Frequently Asked Questions
Should Puppeteer tracing replace Lighthouse in CI?
No. Lighthouse audits a page through a broader scoring model and offers recommendations. Puppeteer tracing is better when you need to profile a specific scripted journey, such as filtering a dashboard or opening a payment form. Many teams use Lighthouse for page-level budgets and Puppeteer traces for interaction-level investigations.
Which trace categories should I start with?
Start with devtools.timeline, disabled-by-default-devtools.timeline, blink.user_timing, loading, and v8.execute. Add more only when you know what you need. Extra categories increase file size and parsing work.
Can I compare trace files from different Chrome versions?

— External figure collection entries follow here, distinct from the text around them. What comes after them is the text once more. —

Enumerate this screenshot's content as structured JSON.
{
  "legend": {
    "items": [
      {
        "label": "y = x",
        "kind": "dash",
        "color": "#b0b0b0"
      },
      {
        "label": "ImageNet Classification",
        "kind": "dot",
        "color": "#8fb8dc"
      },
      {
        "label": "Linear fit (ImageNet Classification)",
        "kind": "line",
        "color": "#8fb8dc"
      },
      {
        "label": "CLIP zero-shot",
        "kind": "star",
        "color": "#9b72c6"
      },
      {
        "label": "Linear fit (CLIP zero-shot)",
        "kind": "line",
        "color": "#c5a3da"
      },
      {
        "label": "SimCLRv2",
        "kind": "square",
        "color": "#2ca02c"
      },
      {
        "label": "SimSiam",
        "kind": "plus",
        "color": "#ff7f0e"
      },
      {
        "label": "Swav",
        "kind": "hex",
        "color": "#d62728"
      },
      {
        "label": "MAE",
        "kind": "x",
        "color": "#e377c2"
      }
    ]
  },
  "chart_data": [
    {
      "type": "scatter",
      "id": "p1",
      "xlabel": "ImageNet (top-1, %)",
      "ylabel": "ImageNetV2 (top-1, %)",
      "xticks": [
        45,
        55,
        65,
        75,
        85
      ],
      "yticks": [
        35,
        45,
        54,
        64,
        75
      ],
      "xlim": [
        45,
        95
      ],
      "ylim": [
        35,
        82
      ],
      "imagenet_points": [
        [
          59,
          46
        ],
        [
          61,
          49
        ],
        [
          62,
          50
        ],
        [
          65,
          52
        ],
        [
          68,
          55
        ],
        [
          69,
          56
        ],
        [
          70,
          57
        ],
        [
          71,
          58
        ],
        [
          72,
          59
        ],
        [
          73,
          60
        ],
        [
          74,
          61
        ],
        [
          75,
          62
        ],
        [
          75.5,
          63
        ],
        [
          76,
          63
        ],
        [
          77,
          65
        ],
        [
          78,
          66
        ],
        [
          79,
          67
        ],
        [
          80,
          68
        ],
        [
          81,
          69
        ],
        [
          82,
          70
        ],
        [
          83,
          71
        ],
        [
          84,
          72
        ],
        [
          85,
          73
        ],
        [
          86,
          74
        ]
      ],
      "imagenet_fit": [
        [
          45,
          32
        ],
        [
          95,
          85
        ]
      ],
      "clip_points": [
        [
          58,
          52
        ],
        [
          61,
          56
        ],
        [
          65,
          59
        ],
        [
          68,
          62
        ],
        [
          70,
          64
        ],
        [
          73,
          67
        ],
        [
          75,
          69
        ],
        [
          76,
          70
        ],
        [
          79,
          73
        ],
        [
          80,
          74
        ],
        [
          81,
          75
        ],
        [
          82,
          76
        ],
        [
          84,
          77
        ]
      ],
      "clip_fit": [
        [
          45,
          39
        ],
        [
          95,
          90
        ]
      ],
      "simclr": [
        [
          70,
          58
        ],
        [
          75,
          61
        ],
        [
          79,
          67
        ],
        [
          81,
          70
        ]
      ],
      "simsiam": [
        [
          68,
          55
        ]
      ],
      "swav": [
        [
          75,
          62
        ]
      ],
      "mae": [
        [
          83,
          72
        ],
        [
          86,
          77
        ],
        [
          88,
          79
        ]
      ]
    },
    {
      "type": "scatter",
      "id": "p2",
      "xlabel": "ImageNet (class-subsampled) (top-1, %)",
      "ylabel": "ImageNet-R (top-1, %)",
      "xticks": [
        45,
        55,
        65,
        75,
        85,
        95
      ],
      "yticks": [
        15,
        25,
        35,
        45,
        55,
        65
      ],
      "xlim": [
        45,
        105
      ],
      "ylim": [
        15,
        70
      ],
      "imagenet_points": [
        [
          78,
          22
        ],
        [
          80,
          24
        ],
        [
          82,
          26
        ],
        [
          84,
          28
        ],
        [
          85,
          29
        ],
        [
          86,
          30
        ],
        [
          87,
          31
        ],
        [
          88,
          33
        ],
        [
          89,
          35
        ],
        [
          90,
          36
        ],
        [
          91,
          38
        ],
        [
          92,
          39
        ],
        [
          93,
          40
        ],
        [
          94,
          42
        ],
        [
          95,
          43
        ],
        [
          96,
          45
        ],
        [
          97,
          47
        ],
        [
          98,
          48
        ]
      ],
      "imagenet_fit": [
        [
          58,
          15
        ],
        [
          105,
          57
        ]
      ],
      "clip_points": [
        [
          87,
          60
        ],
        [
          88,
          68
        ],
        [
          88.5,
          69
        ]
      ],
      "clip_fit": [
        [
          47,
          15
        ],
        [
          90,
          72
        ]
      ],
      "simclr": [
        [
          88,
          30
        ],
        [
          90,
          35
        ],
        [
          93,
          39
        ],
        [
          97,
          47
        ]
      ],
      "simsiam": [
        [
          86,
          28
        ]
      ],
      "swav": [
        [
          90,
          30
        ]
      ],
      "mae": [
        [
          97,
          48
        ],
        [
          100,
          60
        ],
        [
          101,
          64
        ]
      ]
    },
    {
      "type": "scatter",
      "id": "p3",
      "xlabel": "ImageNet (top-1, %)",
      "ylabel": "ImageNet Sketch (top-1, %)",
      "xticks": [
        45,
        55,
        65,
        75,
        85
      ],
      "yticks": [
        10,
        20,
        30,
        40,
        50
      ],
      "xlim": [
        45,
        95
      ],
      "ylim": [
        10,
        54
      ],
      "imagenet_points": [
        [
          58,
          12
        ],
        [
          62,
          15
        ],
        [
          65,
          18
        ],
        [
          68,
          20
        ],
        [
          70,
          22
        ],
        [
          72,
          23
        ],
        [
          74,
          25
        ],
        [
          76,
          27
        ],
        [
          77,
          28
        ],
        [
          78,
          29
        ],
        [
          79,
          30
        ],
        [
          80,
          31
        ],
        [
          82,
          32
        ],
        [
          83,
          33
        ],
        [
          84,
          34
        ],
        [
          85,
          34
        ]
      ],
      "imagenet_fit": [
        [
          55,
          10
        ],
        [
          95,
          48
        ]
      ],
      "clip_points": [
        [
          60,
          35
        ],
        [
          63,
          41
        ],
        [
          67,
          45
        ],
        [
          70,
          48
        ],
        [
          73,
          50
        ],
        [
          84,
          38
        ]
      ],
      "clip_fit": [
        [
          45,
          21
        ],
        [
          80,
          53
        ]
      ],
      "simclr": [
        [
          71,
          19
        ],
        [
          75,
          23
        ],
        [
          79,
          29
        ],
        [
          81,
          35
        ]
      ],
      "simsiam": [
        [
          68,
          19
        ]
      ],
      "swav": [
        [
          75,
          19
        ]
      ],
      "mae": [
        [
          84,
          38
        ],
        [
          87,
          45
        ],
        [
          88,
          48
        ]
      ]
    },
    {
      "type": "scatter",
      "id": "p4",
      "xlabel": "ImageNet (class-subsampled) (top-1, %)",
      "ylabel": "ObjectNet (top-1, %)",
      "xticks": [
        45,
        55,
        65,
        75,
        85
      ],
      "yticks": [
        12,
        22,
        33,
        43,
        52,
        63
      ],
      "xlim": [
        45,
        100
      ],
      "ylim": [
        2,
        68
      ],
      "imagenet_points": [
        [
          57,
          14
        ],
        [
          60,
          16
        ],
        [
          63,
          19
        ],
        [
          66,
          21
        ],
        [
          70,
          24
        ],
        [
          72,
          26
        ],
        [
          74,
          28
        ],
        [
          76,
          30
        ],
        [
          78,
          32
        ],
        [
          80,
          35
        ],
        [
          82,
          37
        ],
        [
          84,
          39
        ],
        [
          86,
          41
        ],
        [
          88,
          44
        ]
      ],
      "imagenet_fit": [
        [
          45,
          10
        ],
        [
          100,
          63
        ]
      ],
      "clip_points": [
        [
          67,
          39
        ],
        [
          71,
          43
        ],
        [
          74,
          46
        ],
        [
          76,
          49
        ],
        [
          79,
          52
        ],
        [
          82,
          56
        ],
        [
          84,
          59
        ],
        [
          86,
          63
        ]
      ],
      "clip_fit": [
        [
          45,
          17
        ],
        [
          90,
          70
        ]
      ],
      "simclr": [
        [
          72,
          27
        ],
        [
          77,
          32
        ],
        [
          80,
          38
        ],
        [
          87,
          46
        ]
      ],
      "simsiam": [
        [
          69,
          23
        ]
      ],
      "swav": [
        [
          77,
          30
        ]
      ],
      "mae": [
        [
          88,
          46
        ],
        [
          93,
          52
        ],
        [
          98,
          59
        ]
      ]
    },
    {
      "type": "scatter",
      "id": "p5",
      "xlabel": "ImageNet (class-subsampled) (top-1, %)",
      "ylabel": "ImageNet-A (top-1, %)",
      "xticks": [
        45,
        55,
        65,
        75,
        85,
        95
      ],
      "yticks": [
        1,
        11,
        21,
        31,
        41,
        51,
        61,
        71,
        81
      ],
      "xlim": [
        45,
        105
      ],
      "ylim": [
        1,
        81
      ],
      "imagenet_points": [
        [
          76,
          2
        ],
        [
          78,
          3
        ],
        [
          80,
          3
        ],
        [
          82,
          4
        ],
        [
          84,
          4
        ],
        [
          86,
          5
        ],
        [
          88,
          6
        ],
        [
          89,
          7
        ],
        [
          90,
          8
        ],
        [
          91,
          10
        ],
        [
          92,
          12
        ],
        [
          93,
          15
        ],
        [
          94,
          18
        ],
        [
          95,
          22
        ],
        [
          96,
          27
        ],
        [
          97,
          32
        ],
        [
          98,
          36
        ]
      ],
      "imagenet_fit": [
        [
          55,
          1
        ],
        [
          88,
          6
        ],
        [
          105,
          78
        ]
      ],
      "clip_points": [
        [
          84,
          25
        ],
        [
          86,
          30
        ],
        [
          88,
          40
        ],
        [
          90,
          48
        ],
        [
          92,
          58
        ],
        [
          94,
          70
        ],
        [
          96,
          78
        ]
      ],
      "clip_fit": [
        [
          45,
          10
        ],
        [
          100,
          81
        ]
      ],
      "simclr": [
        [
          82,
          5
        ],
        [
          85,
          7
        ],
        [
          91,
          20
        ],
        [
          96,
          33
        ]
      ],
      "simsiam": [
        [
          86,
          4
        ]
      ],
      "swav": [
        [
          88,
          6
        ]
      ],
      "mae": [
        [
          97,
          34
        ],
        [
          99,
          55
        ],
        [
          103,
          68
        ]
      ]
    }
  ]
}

You can compare broad behavior, but avoid strict automated comparisons across Chrome versions. Event names, categories, and timing behavior can shift. Keep CI Chrome stable when enforcing budgets.
Why does my Puppeteer performance test pass locally and fail in CI?
The usual causes are CPU contention, different Chrome builds, different network path, missing cache state, or running inside a constrained container. Collect several CI samples before setting thresholds, and upload the trace on failure so you can distinguish app regressions from environment noise.
What should I attach to a performance bug?
Attach the trace JSON, the metric summary, the Puppeteer script or test name, the environment details, and the exact commit or build. Include the User Timing marks or screenshots that show where the user-visible delay happened.